Florida Agriculture Commissioner Nikki Fried and other plaintiffs will appeal the dismissal of a lawsuit challenging federal prohibitions on medical marijuana patients buying and possessing guns, according to a court notice filed Wednesday.
Fried filed the lawsuit against the U.S. Department of Justice this year. Plaintiffs include medical marijuana patients and a gun owner, who allege that the prohibitions violate Second Amendment rights.
Federal laws bar certain people from buying and possessing guns, including people who use drugs illegally.
The lawsuit alleged the federal prohibitions “forbid Floridians from possessing or purchasing a firearm on the sole basis that they are state-law-abiding medical marijuana patients.”
But U.S. District Judge Allen Winsor, siding with the Justice Department, on Nov. 7 dismissed the lawsuit.
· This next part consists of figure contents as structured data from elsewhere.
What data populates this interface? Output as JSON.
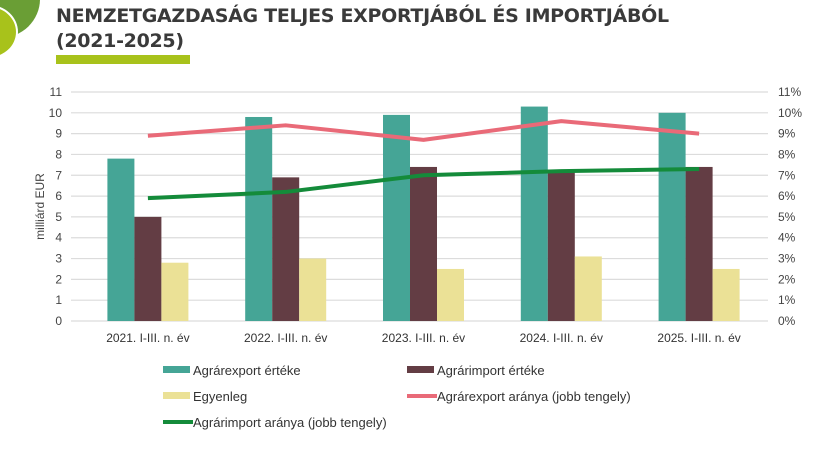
{
  "header": {
    "title_line2": "NEMZETGAZDASÁG TELJES EXPORTJÁBÓL ÉS IMPORTJÁBÓL",
    "title_line3": "(2021-2025)"
  },
  "chart_data": {
    "type": "bar",
    "categories": [
      "2021. I-III. n. év",
      "2022. I-III. n. év",
      "2023. I-III. n. év",
      "2024. I-III. n. év",
      "2025. I-III. n. év"
    ],
    "ylabel": "milliárd EUR",
    "ylim": [
      0,
      11
    ],
    "y_ticks": [
      "0",
      "1",
      "2",
      "3",
      "4",
      "5",
      "6",
      "7",
      "8",
      "9",
      "10",
      "11"
    ],
    "y2lim": [
      0,
      11
    ],
    "y2_ticks": [
      "0%",
      "1%",
      "2%",
      "3%",
      "4%",
      "5%",
      "6%",
      "7%",
      "8%",
      "9%",
      "10%",
      "11%"
    ],
    "grid": true,
    "legend_placement": "bottom",
    "series": [
      {
        "name": "Agrárexport értéke",
        "kind": "bar",
        "axis": "left",
        "color": "#45a596",
        "values": [
          7.8,
          9.8,
          9.9,
          10.3,
          10.0
        ]
      },
      {
        "name": "Agrárimport értéke",
        "kind": "bar",
        "axis": "left",
        "color": "#633d44",
        "values": [
          5.0,
          6.9,
          7.4,
          7.2,
          7.4
        ]
      },
      {
        "name": "Egyenleg",
        "kind": "bar",
        "axis": "left",
        "color": "#ebe196",
        "values": [
          2.8,
          3.0,
          2.5,
          3.1,
          2.5
        ]
      },
      {
        "name": "Agrárexport aránya (jobb tengely)",
        "kind": "line",
        "axis": "right",
        "color": "#e96a78",
        "values": [
          8.9,
          9.4,
          8.7,
          9.6,
          9.0
        ]
      },
      {
        "name": "Agrárimport aránya (jobb tengely)",
        "kind": "line",
        "axis": "right",
        "color": "#148b3a",
        "values": [
          5.9,
          6.2,
          7.0,
          7.2,
          7.3
        ]
      }
    ]
  }
}
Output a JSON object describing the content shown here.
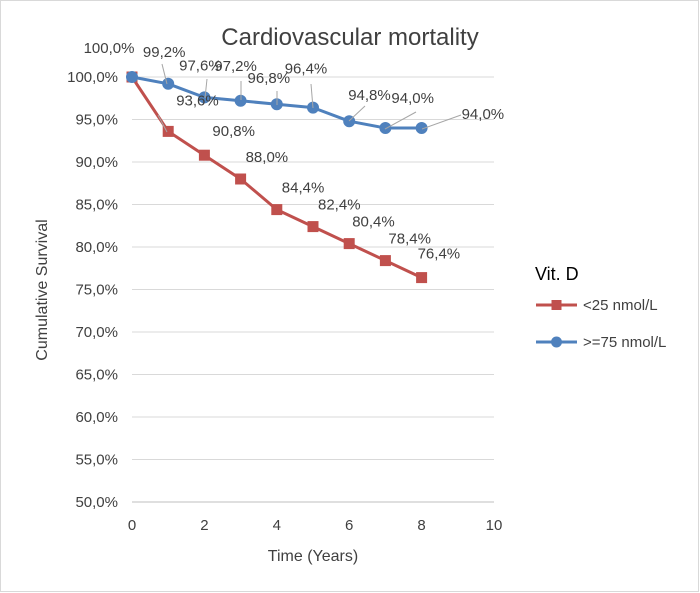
{
  "chart_data": {
    "type": "line",
    "title": "Cardiovascular mortality",
    "xlabel": "Time (Years)",
    "ylabel": "Cumulative Survival",
    "xlim": [
      0,
      10
    ],
    "ylim": [
      50,
      100
    ],
    "x_ticks": [
      0,
      2,
      4,
      6,
      8,
      10
    ],
    "x_tick_labels": [
      "0",
      "2",
      "4",
      "6",
      "8",
      "10"
    ],
    "y_ticks": [
      50,
      55,
      60,
      65,
      70,
      75,
      80,
      85,
      90,
      95,
      100
    ],
    "y_tick_labels": [
      "50,0%",
      "55,0%",
      "60,0%",
      "65,0%",
      "70,0%",
      "75,0%",
      "80,0%",
      "85,0%",
      "90,0%",
      "95,0%",
      "100,0%"
    ],
    "grid": "horizontal",
    "legend": {
      "title": "Vit. D",
      "position": "right"
    },
    "series": [
      {
        "name": "<25 nmol/L",
        "color": "#c0504d",
        "marker": "square",
        "x": [
          0,
          1,
          2,
          3,
          4,
          5,
          6,
          7,
          8
        ],
        "values": [
          100.0,
          93.6,
          90.8,
          88.0,
          84.4,
          82.4,
          80.4,
          78.4,
          76.4
        ],
        "labels": [
          "100,0%",
          "93,6%",
          "90,8%",
          "88,0%",
          "84,4%",
          "82,4%",
          "80,4%",
          "78,4%",
          "76,4%"
        ]
      },
      {
        "name": ">=75 nmol/L",
        "color": "#4f81bd",
        "marker": "circle",
        "x": [
          0,
          1,
          2,
          3,
          4,
          5,
          6,
          7,
          8
        ],
        "values": [
          100.0,
          99.2,
          97.6,
          97.2,
          96.8,
          96.4,
          94.8,
          94.0,
          94.0
        ],
        "labels": [
          "100,0%",
          "99,2%",
          "97,6%",
          "97,2%",
          "96,8%",
          "96,4%",
          "94,8%",
          "94,0%",
          "94,0%"
        ]
      }
    ]
  }
}
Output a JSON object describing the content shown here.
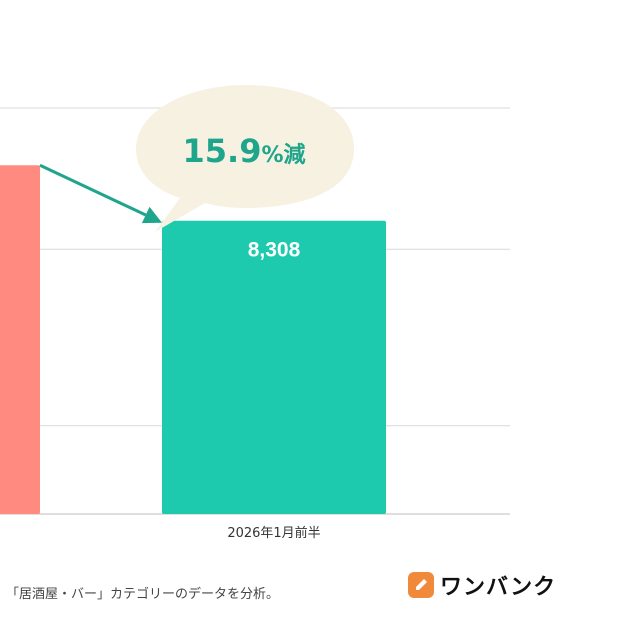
{
  "chart_data": {
    "type": "bar",
    "categories": [
      "",
      "2026年1月前半"
    ],
    "values": [
      9879,
      8308
    ],
    "data_labels": [
      "",
      "8,308"
    ],
    "ylim": [
      0,
      11500
    ],
    "gridlines": [
      2500,
      7500,
      11500
    ],
    "colors": [
      "#ff8a80",
      "#1dcaad"
    ],
    "annotation": {
      "value": "15.9",
      "unit": "%減",
      "color": "#1fa58c",
      "bubble_color": "#f6f1e1"
    },
    "arrow_color": "#1fa58c"
  },
  "footnote": "「居酒屋・バー」カテゴリーのデータを分析。",
  "logo": {
    "text": "ワンバンク",
    "icon": "pencil-icon"
  }
}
Winsor’s ruling noted that Florida voters approved a constitutional amendment in 2016 that broadly authorized medical marijuana use. But the judge, who was appointed by former President Donald Trump, cited the U.S. Constitution’s Supremacy Clause in saying that marijuana remains illegal, despite the Florida amendment.
“In 2016, Florida stopped criminalizing the medical use of marijuana. Many people refer to this change as Florida’s ‘legalizing’ medical marijuana, but Florida did no such thing. It couldn’t. ‘Under the Supremacy Clause of the Constitution, state laws cannot permit what federal law prohibits,’ and federal law still prohibits possession of marijuana — for medical purposes or otherwise,” Winsor wrote, partially quoting a legal precedent.
Fried was a medical marijuana lobbyist before getting elected agriculture commissioner in 2018 and has been one of the state’s most prominent supporters of medical cannabis. She is Florida’s only statewide elected Democrat but will leave office in January after unsuccessfully running for governor this year.
As is common, Wednesday’s notice did not provide detailed arguments that will be made at the 11th U.S. Circuit Court of Appeals.